Choisir de faire du droit à la faculté n’est pas chose aisée. En effet, malgré une motivation à toute épreuve, nous sommes parfois confrontés à un parcours semé d’embûches avec des échecs, des succès, et des rencontres. Dès la deuxième année, j’ai su que je voulais m’orienter vers le droit public. 

J’ai intégré le Master 2 Droit des collectivités territoriales de Montpellier, et j’ai fait mon stage de fin d’étude dans un cabinet d’avocat. Ce master et ce stage ont pu me permettre d’approfondir mes connaissances et me confronter à la réalité du monde du travail.  

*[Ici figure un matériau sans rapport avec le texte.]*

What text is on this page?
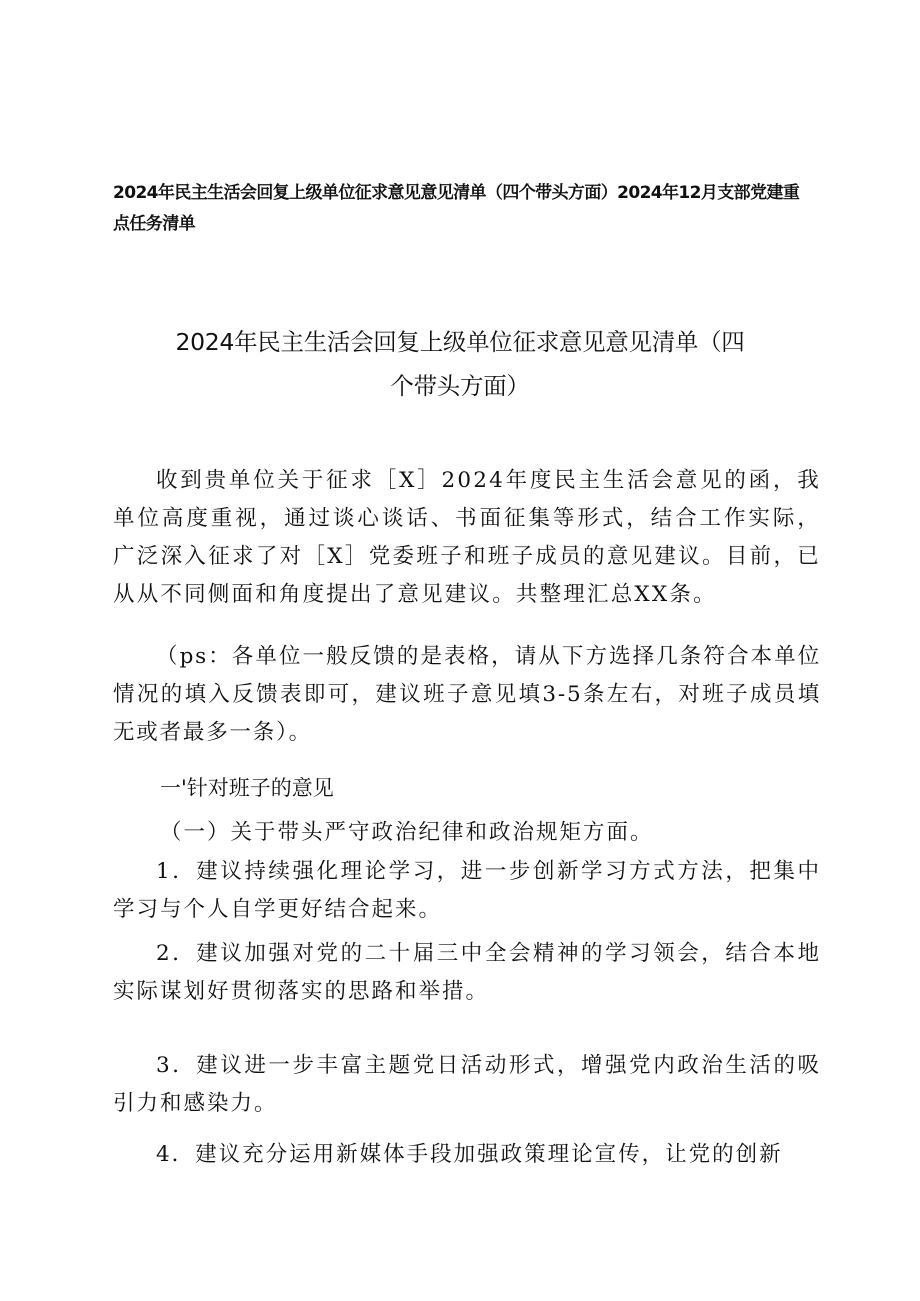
2024年民主生活会回复上级单位征求意见意见清单（四个带头方面）2024年12月支部党建重点任务清单
2024年民主生活会回复上级单位征求意见意见清单（四
个带头方面）

收到贵单位关于征求［X］2024年度民主生活会意见的函，我单位高度重视，通过谈心谈话、书面征集等形式，结合工作实际，广泛深入征求了对［X］党委班子和班子成员的意见建议。目前，已从从不同侧面和角度提出了意见建议。共整理汇总XX条。

（ps：各单位一般反馈的是表格，请从下方选择几条符合本单位情况的填入反馈表即可，建议班子意见填3-5条左右，对班子成员填无或者最多一条）。

一'针对班子的意见

（一）关于带头严守政治纪律和政治规矩方面。

1．建议持续强化理论学习，进一步创新学习方式方法，把集中学习与个人自学更好结合起来。

2．建议加强对党的二十届三中全会精神的学习领会，结合本地实际谋划好贯彻落实的思路和举措。

3．建议进一步丰富主题党日活动形式，增强党内政治生活的吸引力和感染力。

4．建议充分运用新媒体手段加强政策理论宣传，让党的创新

À la fin de mes études, j’ai rejoint mon compagnon en Bretagne, et j’ai eu la grande difficulté de trouver un premier emploi dans une région que je ne connaissais pas. Cela n’a pas été simple au début. 

J’ai commencé à travailler en tant qu’assistante administrative, et j’ai été agent d’accueil dans deux communes différentes. 

Aujourd’hui, je suis juriste, chargée de l’urbanisme dans une commune au bord du littoral. J’ai beaucoup appris en peu de temps. Ce poste demande une grande rigueur, mais aussi une certaine polyvalence.

S’orienter vers le droit public ne nous enferme pas seulement dans le secteur public. Nous pouvons toujours nous rediriger dans le secteur privé sans problème. 

À la fin de nos études, nous sommes juristes : nous savons raisonner et chercher pour trouver les réponses adéquates à une problématique. Mais c’est vraiment sur le terrain que nous apprenons à être un vrai juriste. Cela demande du temps, de la motivation et du courage, mais c’est passionnant.